SAN DIEGO — Supervisor Dianne Jacob used the annual State of the County address Wednesday to discuss the expansion of jails to absorb state prisoners and paving the way for business development in rural areas, among other things.
Jacob applauded the completion of a new sheriff substation in Rancho San Diego, and mentioned the addition of two new ones in Lakeside and Alpine to be built in 2014.
“Instead of traveling from Lemon Grove, they’ll be stations in Rancho San Diego,” said Sheriff Bill Gore. “It will make us more efficient, more effective and allow people to drive straight to the station not to Lemon Grove when they want to come and file a complaint.”
The county has about a $5 billion budget, and uses mostly cash to pay for capital improvements to avoid taxpayers from having to pay high interest rates. However, of great concern, Jacob said is the effect of realignment — the early release of prisoners.
“The state is dumping a big part of it’s law and order duties,” Jacob said. “I call it a mess. It crowds our jails. It makes it tougher to keep the peace. It means criminals are getting out before they should.”
As a result, Jacob said, the county will increase beds at detention centers.
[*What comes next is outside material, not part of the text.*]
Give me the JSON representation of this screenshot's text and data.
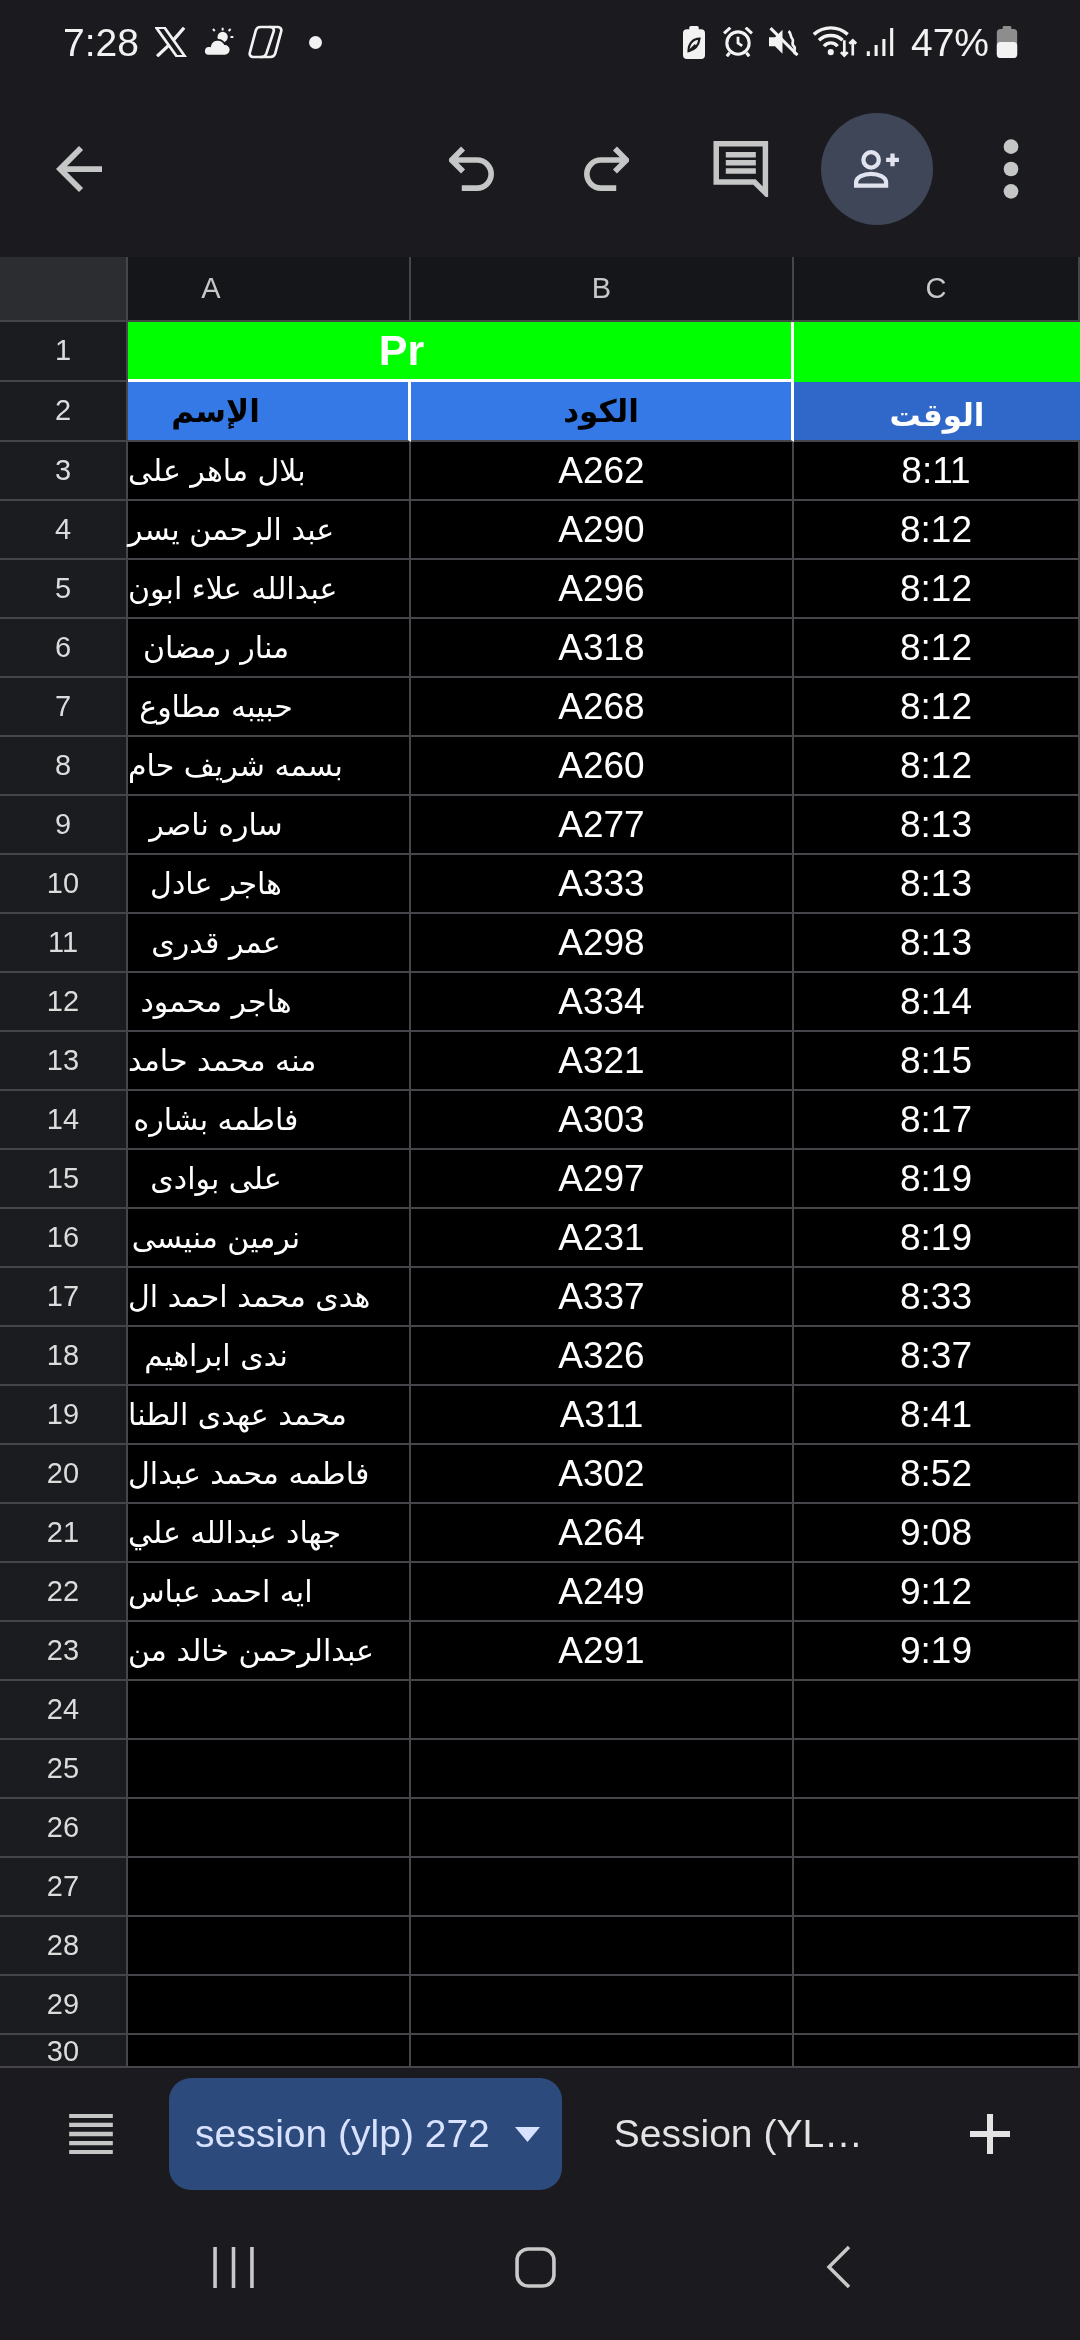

“This year, we’re expanding detention centers and adding 400 jail beds,” she said. “We’re improving rehabilitation programs to help inmates get their footing when they get out.”
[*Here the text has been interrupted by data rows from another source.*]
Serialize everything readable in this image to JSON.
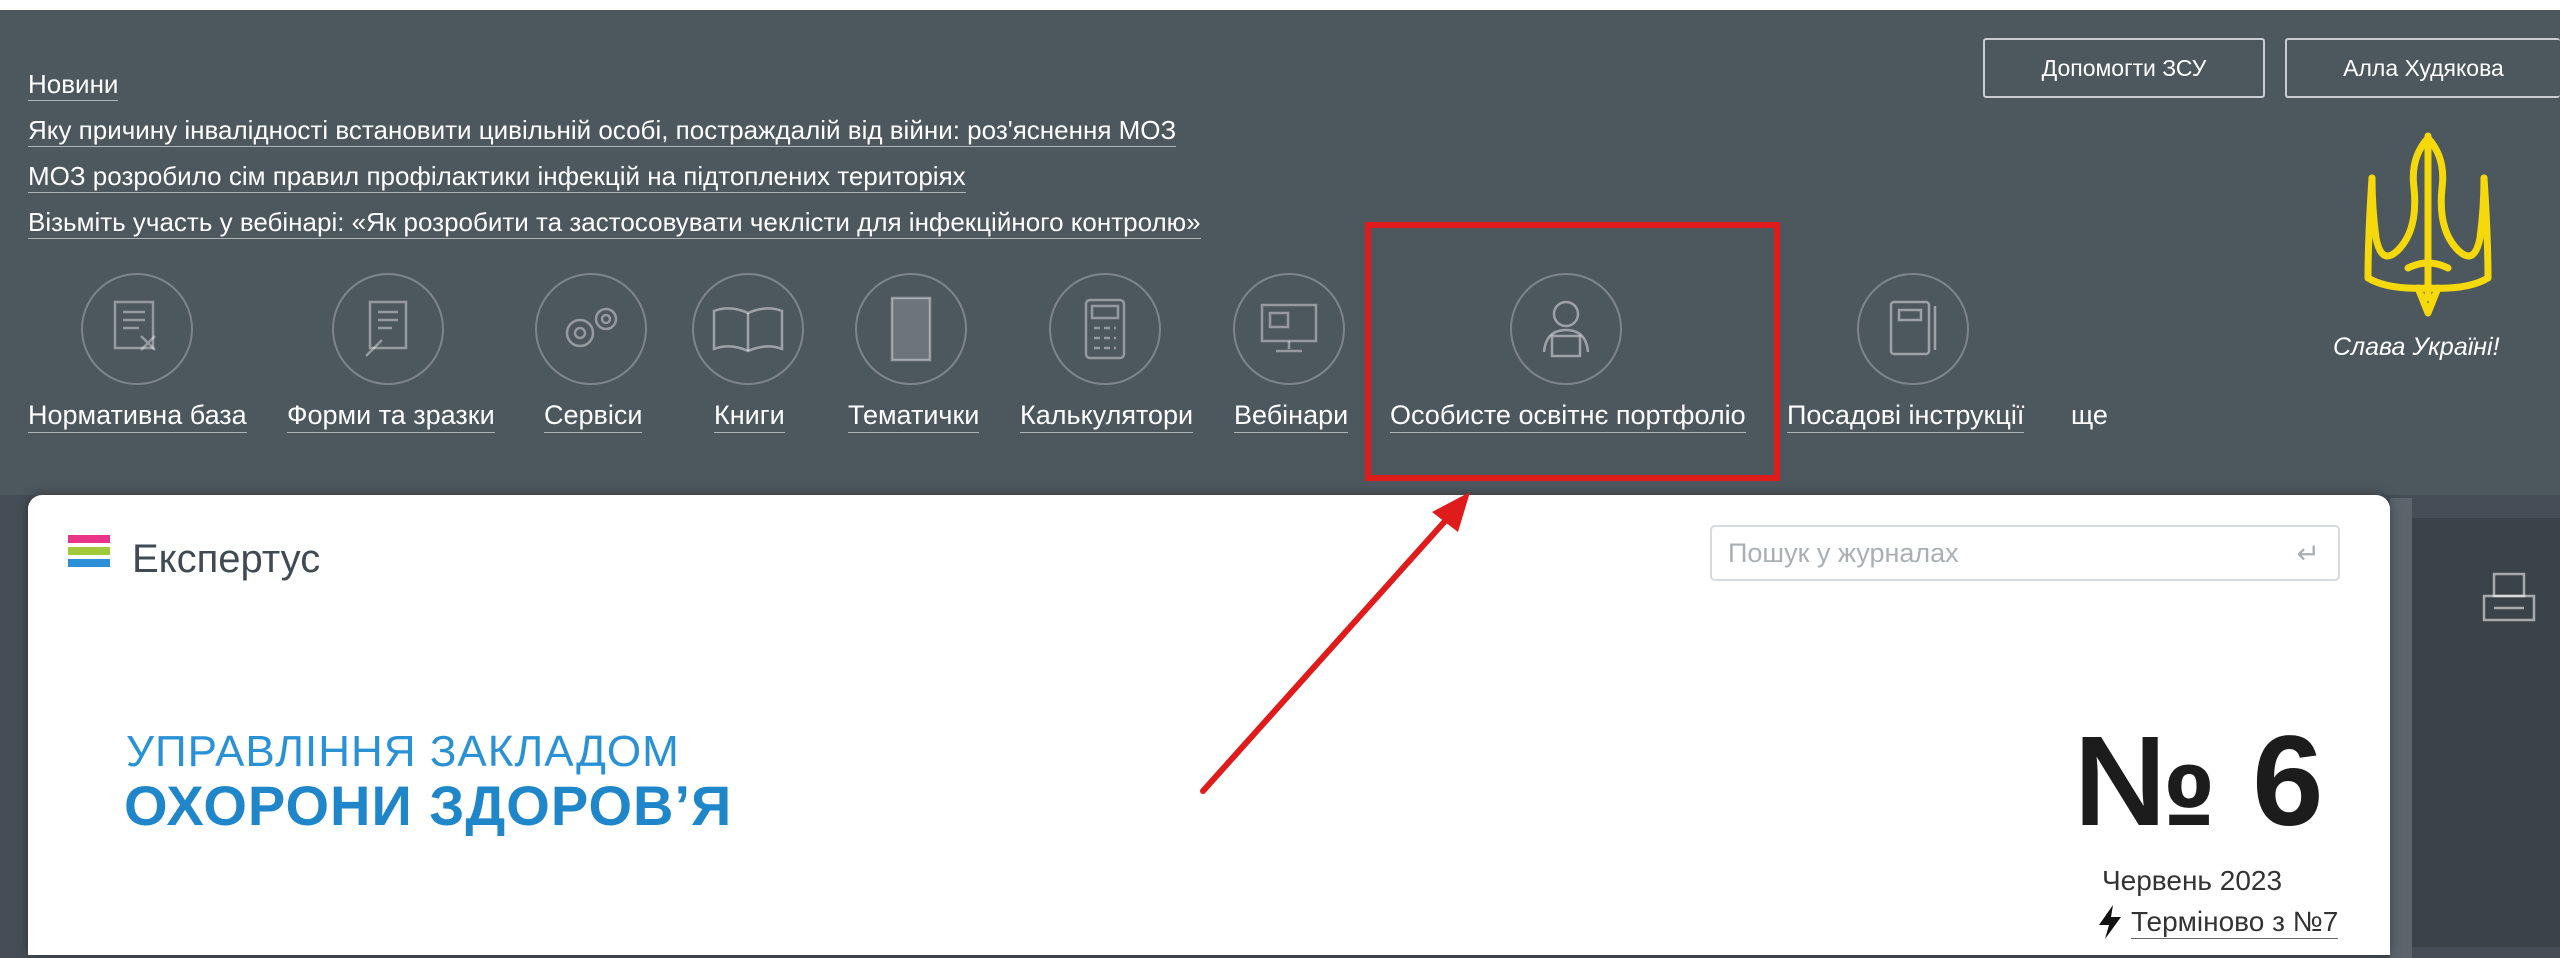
{
  "news": {
    "title": "Новини",
    "items": [
      "Яку причину інвалідності встановити цивільній особі, постраждалій від війни: роз'яснення МОЗ",
      "МОЗ розробило сім правил профілактики інфекцій на підтоплених територіях",
      "Візьміть участь у вебінарі: «Як розробити та застосовувати чеклісти для інфекційного контролю»"
    ]
  },
  "top_buttons": {
    "help": "Допомогти ЗСУ",
    "user": "Алла Худякова"
  },
  "emblem": {
    "slogan": "Слава Україні!"
  },
  "nav": [
    {
      "label": "Нормативна база",
      "icon": "document-icon"
    },
    {
      "label": "Форми та зразки",
      "icon": "form-icon"
    },
    {
      "label": "Сервіси",
      "icon": "gears-icon"
    },
    {
      "label": "Книги",
      "icon": "book-icon"
    },
    {
      "label": "Тематички",
      "icon": "notebook-icon"
    },
    {
      "label": "Калькулятори",
      "icon": "calculator-icon"
    },
    {
      "label": "Вебінари",
      "icon": "monitor-icon"
    },
    {
      "label": "Особисте освітнє портфоліо",
      "icon": "user-icon"
    },
    {
      "label": "Посадові інструкції",
      "icon": "instruction-icon"
    },
    {
      "label": "ще"
    }
  ],
  "annotation": {
    "highlight_color": "#e01b1b",
    "highlighted": "Особисте освітнє портфоліо"
  },
  "brand": {
    "name": "Експертус",
    "colors": [
      "#e8358a",
      "#a2c83b",
      "#2c8fd6"
    ]
  },
  "search": {
    "placeholder": "Пошук у журналах"
  },
  "journal": {
    "line1": "УПРАВЛІННЯ ЗАКЛАДОМ",
    "line2": "ОХОРОНИ ЗДОРОВ’Я",
    "issue": "№ 6",
    "month": "Червень 2023",
    "urgent": "Терміново з №7"
  }
}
Handling and overseeing senior centers in the county is main priority in 2014. Jacob said some care facilities lack in proper training and as a result the elderly are being neglected, and in some cases, dying.
“No question about it, we are going in the wrong direction,” she said. “The district attorney and I are moving to create a special prosecution unit that would crack down on assisted living homes operating on the wrong side of the law.”
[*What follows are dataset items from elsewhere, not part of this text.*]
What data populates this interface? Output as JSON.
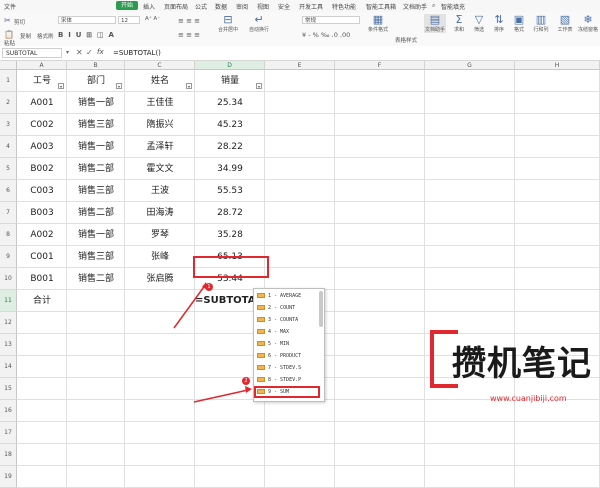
{
  "menubar": {
    "items": [
      "文件",
      "开始",
      "插入",
      "页面布局",
      "公式",
      "数据",
      "审阅",
      "视图",
      "安全",
      "开发工具",
      "特色功能",
      "智能工具箱",
      "文档助手"
    ],
    "search_placeholder": "智能填充"
  },
  "ribbon": {
    "clipboard": {
      "cut": "剪切",
      "paste": "粘贴",
      "copy": "复制",
      "format_painter": "格式刷"
    },
    "font_name": "宋体",
    "font_size": "12",
    "number_format": "常规",
    "merge": "合并居中",
    "wrap": "自动换行",
    "conditional_format": "条件格式",
    "table_style": "表格样式",
    "doc_helper": "文档助手",
    "sum": "求和",
    "filter": "筛选",
    "sort": "排序",
    "format": "格式",
    "row_col": "行和列",
    "worksheet": "工作表",
    "freeze": "冻结窗格"
  },
  "formula_bar": {
    "name_box": "SUBTOTAL",
    "formula": "=SUBTOTAL()"
  },
  "sheet": {
    "columns": [
      "A",
      "B",
      "C",
      "D",
      "E",
      "F",
      "G",
      "H"
    ],
    "row_numbers": [
      "1",
      "2",
      "3",
      "4",
      "5",
      "6",
      "7",
      "8",
      "9",
      "10",
      "11",
      "12",
      "13",
      "14",
      "15",
      "16",
      "17",
      "18",
      "19"
    ],
    "headers": [
      "工号",
      "部门",
      "姓名",
      "销量"
    ],
    "rows": [
      [
        "A001",
        "销售一部",
        "王佳佳",
        "25.34"
      ],
      [
        "C002",
        "销售三部",
        "隋振兴",
        "45.23"
      ],
      [
        "A003",
        "销售一部",
        "孟泽轩",
        "28.22"
      ],
      [
        "B002",
        "销售二部",
        "霍文文",
        "34.99"
      ],
      [
        "C003",
        "销售三部",
        "王波",
        "55.53"
      ],
      [
        "B003",
        "销售二部",
        "田海涛",
        "28.72"
      ],
      [
        "A002",
        "销售一部",
        "罗琴",
        "35.28"
      ],
      [
        "C001",
        "销售三部",
        "张峰",
        "65.13"
      ],
      [
        "B001",
        "销售二部",
        "张启腾",
        "53.44"
      ]
    ],
    "total_label": "合计",
    "active_cell_text": "=SUBTOTAL()"
  },
  "badges": [
    "1",
    "2"
  ],
  "dropdown": {
    "items": [
      "1 - AVERAGE",
      "2 - COUNT",
      "3 - COUNTA",
      "4 - MAX",
      "5 - MIN",
      "6 - PRODUCT",
      "7 - STDEV.S",
      "8 - STDEV.P",
      "9 - SUM"
    ]
  },
  "watermark": {
    "text": "攒机笔记",
    "url": "www.cuanjibiji.com"
  },
  "colors": {
    "accent_green": "#2c9a4f",
    "highlight_red": "#e0282e"
  }
}
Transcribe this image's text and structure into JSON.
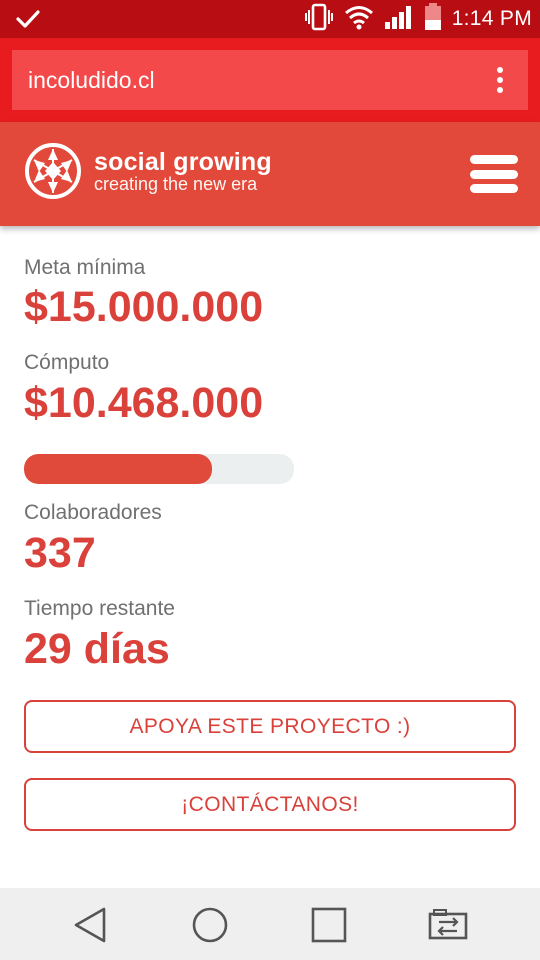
{
  "status_bar": {
    "time": "1:14 PM",
    "icons": [
      "check-icon",
      "vibrate-icon",
      "wifi-icon",
      "signal-icon",
      "battery-icon"
    ]
  },
  "browser": {
    "url": "incoludido.cl",
    "menu_icon": "more-vert-icon"
  },
  "header": {
    "logo_title": "social growing",
    "logo_subtitle": "creating the new era",
    "menu_icon": "hamburger-icon"
  },
  "stats": {
    "goal_label": "Meta mínima",
    "goal_value": "$15.000.000",
    "raised_label": "Cómputo",
    "raised_value": "$10.468.000",
    "progress_fraction": 0.698,
    "backers_label": "Colaboradores",
    "backers_value": "337",
    "time_label": "Tiempo restante",
    "time_value": "29 días"
  },
  "actions": {
    "support_label": "APOYA ESTE PROYECTO :)",
    "contact_label": "¡CONTÁCTANOS!"
  },
  "nav": {
    "icons": [
      "back-icon",
      "home-icon",
      "recents-icon",
      "switch-app-icon"
    ]
  },
  "colors": {
    "status_bar": "#b80d12",
    "browser_bar": "#e81c1e",
    "brand": "#e2493a",
    "accent_text": "#d9413a",
    "progress_track": "#ecefef"
  }
}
Jacob had good news for rural business owners. The county promises to make it easier to set up breweries and wineries for those wanting to get in on this booming business trend.
“I’ve got three words for you — bees, beer and burgundy,” she said.
Jacob said county officials were committed to boosting business in the back country. In recent years, the county has made it easier to open farmers markets, and worked to cut red tape for horse stable owners and winemakers. The board is now looking to ease regulations for beekeepers and craft brewers, she said.